49. B Ö L Ü M

8.3K 299 106
                                    

Alarmın sesi uyanmam için işkence ederken günlerden Perşembe olduğunu hatırladım. Bugün babamla ya da Mert'le paravandan görüşecektim. Mert'i de ellerimle boğmak istiyorum ya şimdilik yapmam.

Yatağın diğer tarafı boştu. Dün konuşulanlar aklıma gelince gözlerim ateşe değmiş gibi önüme baktım. Banyoya gidip yüzümü yıkarken fazla oyalanmadan hazırlanmaya başladım.

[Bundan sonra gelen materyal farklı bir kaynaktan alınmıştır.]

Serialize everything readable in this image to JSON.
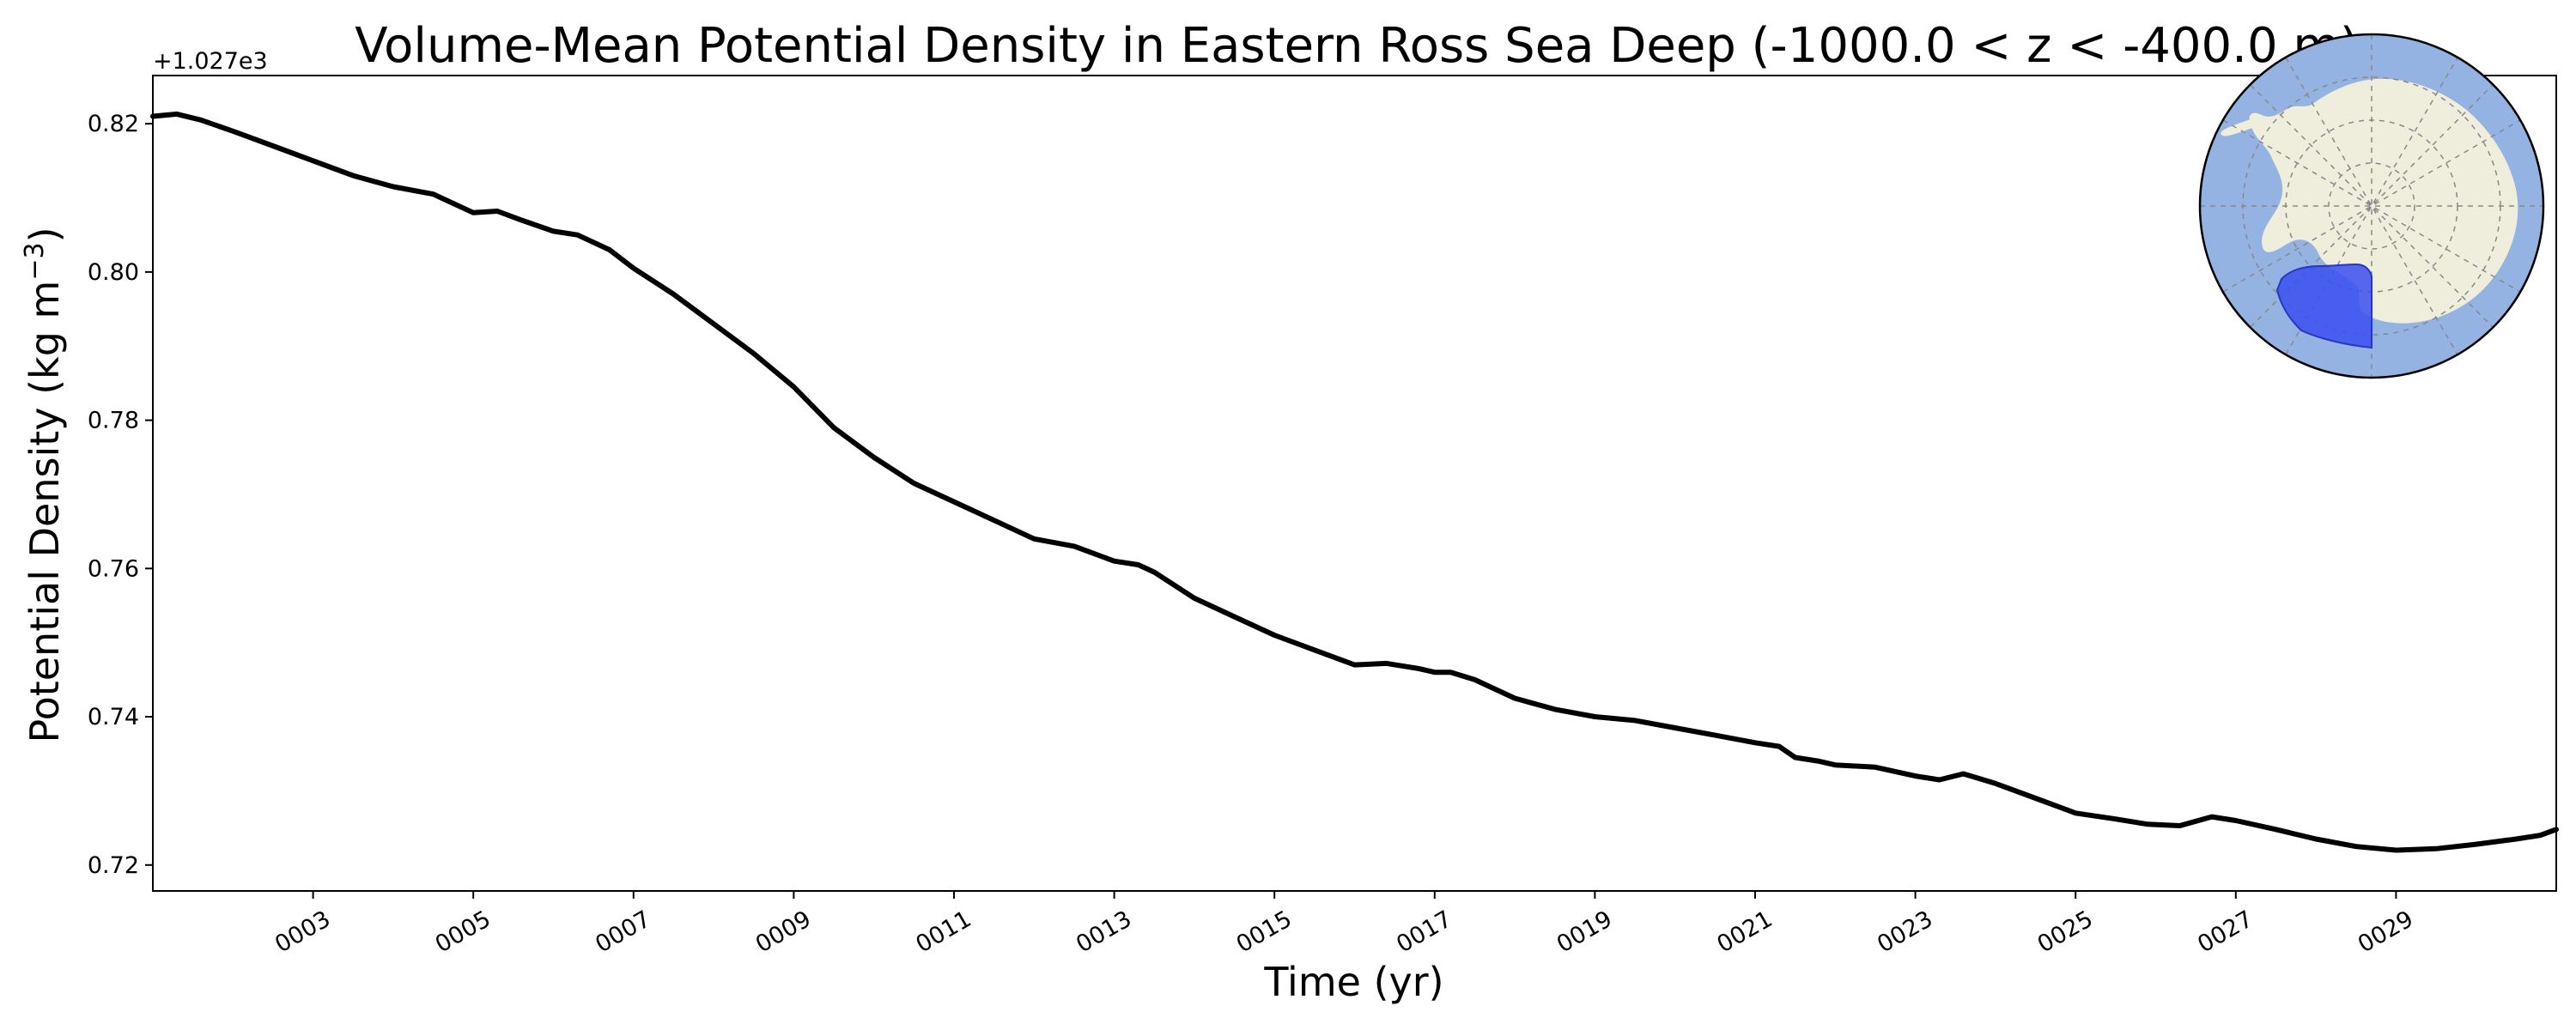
{
  "chart_data": {
    "type": "line",
    "title": "Volume-Mean Potential Density in Eastern Ross Sea Deep (-1000.0 < z < -400.0 m)",
    "xlabel": "Time (yr)",
    "ylabel": "Potential Density (kg m",
    "ylabel_superscript": "−3",
    "ylabel_suffix": ")",
    "offset_text": "+1.027e3",
    "xlim": [
      1.0,
      31.0
    ],
    "ylim": [
      0.7165,
      0.8265
    ],
    "x_ticks": [
      3,
      5,
      7,
      9,
      11,
      13,
      15,
      17,
      19,
      21,
      23,
      25,
      27,
      29
    ],
    "x_tick_labels": [
      "0003",
      "0005",
      "0007",
      "0009",
      "0011",
      "0013",
      "0015",
      "0017",
      "0019",
      "0021",
      "0023",
      "0025",
      "0027",
      "0029"
    ],
    "y_ticks": [
      0.72,
      0.74,
      0.76,
      0.78,
      0.8,
      0.82
    ],
    "y_tick_labels": [
      "0.72",
      "0.74",
      "0.76",
      "0.78",
      "0.80",
      "0.82"
    ],
    "grid": false,
    "series": [
      {
        "name": "Eastern Ross Sea Deep",
        "color": "#000000",
        "x": [
          1.0,
          1.3,
          1.6,
          2.0,
          2.5,
          3.0,
          3.5,
          4.0,
          4.5,
          5.0,
          5.3,
          5.6,
          6.0,
          6.3,
          6.7,
          7.0,
          7.5,
          8.0,
          8.5,
          9.0,
          9.5,
          10.0,
          10.5,
          11.0,
          11.5,
          12.0,
          12.5,
          13.0,
          13.3,
          13.5,
          14.0,
          14.5,
          15.0,
          15.5,
          16.0,
          16.4,
          16.8,
          17.0,
          17.2,
          17.5,
          18.0,
          18.5,
          19.0,
          19.5,
          20.0,
          20.5,
          21.0,
          21.3,
          21.5,
          21.8,
          22.0,
          22.5,
          23.0,
          23.3,
          23.6,
          24.0,
          24.5,
          25.0,
          25.5,
          25.9,
          26.3,
          26.7,
          27.0,
          27.5,
          28.0,
          28.5,
          29.0,
          29.5,
          30.0,
          30.5,
          30.8,
          31.0
        ],
        "y": [
          0.821,
          0.8213,
          0.8205,
          0.819,
          0.817,
          0.815,
          0.813,
          0.8115,
          0.8105,
          0.808,
          0.8082,
          0.807,
          0.8055,
          0.805,
          0.803,
          0.8005,
          0.797,
          0.793,
          0.789,
          0.7845,
          0.779,
          0.775,
          0.7715,
          0.769,
          0.7665,
          0.764,
          0.763,
          0.761,
          0.7605,
          0.7595,
          0.756,
          0.7535,
          0.751,
          0.749,
          0.747,
          0.7472,
          0.7465,
          0.746,
          0.746,
          0.745,
          0.7425,
          0.741,
          0.74,
          0.7395,
          0.7385,
          0.7375,
          0.7365,
          0.736,
          0.7345,
          0.734,
          0.7335,
          0.7332,
          0.732,
          0.7315,
          0.7323,
          0.731,
          0.729,
          0.727,
          0.7262,
          0.7255,
          0.7253,
          0.7265,
          0.726,
          0.7248,
          0.7235,
          0.7225,
          0.722,
          0.7222,
          0.7228,
          0.7235,
          0.724,
          0.7248
        ]
      }
    ]
  },
  "inset_map": {
    "ocean_color": "#94b3e2",
    "land_color": "#efeedd",
    "region_color": "#3b4ff0",
    "description_icon": "antarctica-map-icon"
  }
}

Elbise giymeyi çok sevdiğim için siyah midi elbisemi giyip siyah botlarımı ayağıma geçirdim. Saçlarımın ön tutamını topladım. Son olarak küpelerimi takarken kendime baktım. Ne kadar da değiştim.. Gözlerimin içindeki yansıma bana ait değil o kadını tanımıyorum ama saygı duyuyorum. İç çekerek kabanımı giyerken konakta ki sessizlik dikkatimi çekmişti. Odadan çıktığımda herkes kendi rutinindeydi.

Sanki kimse ölmemiş, Berangil kaçmamış, üstüme kuma getirileceği hiç söylenmemiş gibiydi. Avluda sadece Vildan vardı. Oyun oynayan çocuklarını izliyordu. Oğlunun ölümünden sonra Vildan'ın bütün hayatı kalan çocukları olmuştu.

Simay ise tek başına kalmış gibiydi. Ben bu konağa ilk geldiğimde de Simay pek kimseye karışmazdı Nazlı gibi hem Iraz'ın her dediğini yapan hem de hep Iraz'dan nefret eden biri değildi. Gerçi Vildan ilk geldiğimde sadece Iraz'ın kopyasıydı ya neyse..

Kapıda bekleyen şoföre babamın huzurevini söyleyip arabaya bindim. Belki de babamın yanına hiç uğramayacağım bile tek merakım Mert. Öncelikle Ömer Ağa'yı öldürmesini merak ediyordum ve Berangile ne yaptığını. Acaba gerçekten Beran'ı bulup öldürebilir miydi?

"Hanımağam geldik." Dedi şoför.

Düşüncelerimden sıyrılıp arabadan indim. Mert'i bulmak için telefonumu çıkarttığımda Bars'ın adamları hala gitmemiş arkamdaydılar. Onlara dönüp tek kaşımı kaldırdım.

"Hayrola?" Dedim. İçlerinden biri

"Ağam güvenlik için yakınınızda olmamızı istediler."

Acaba benim güvenliğim için mi yoksa kaçarım diye mi? Gözlerimi devirdim bir yandan Mert'ten mesaj almışken adama dönüp

"Dışarıda kalın. İçeriye girip yaşlı başlı insanları da korkutmayın." Dedim tam bana karşılık verecekken meydan okurcasına yüzüne baktım. Cevap gelmeyince mesaja bakıp içeriye girdim.

'Huzurevindeyim.' yazmıştı sadece.

Ne aydınlatıcı bir mesaj! Çevreme bakındım nerede olabilir ki bu adam?

"Verda Hanım." Diyen hemşireye döndüm.

"Hoşgeldiniz. Hasan Bey hobi odasında." Deyip eliyle kapıyı gösteren hemşireye gülümsedim. Sanırım istemeden babamı ziyaret etmiş olacağım. Hala etrafa bakıp tanıdık yeşil gözleri arıyordum.

Babamı tekerlekli sandalyede karşısında ki beyaz gömlekli adamla konuşurken gördüm. Birkaç adım daha attığımda babamın Mert'le görüştüğünü anladım. Annemin yerini bilen biri babamla ne konuşabilir ki? Mert böyle bir aptallık yapma lütfen..

Derin nefes alıp sakinleşmeye çalışarak babamın yanına gittim. Babamın yüzü gülüyordu. Beni görünce bana inanamamış gibi defalarca baştan aşağı baktı. Tabi rezalet içinde yaşayan bir kızdan hanımağaya dönmüştüm çoğu zaman bende aynaya aynı şaşkın ifadeyle bakıyorum.

"Verda? Neden geldin?" Dedi babam. Son ayrılmamızı düşünürsek haklıydı.

"Öyle. Öldün mü kaldın mı diye geldim." Dedim kinayeli şekilde babam başını ağır ağır salladı. Mert'e baktığımda keyifle beni izliyordu.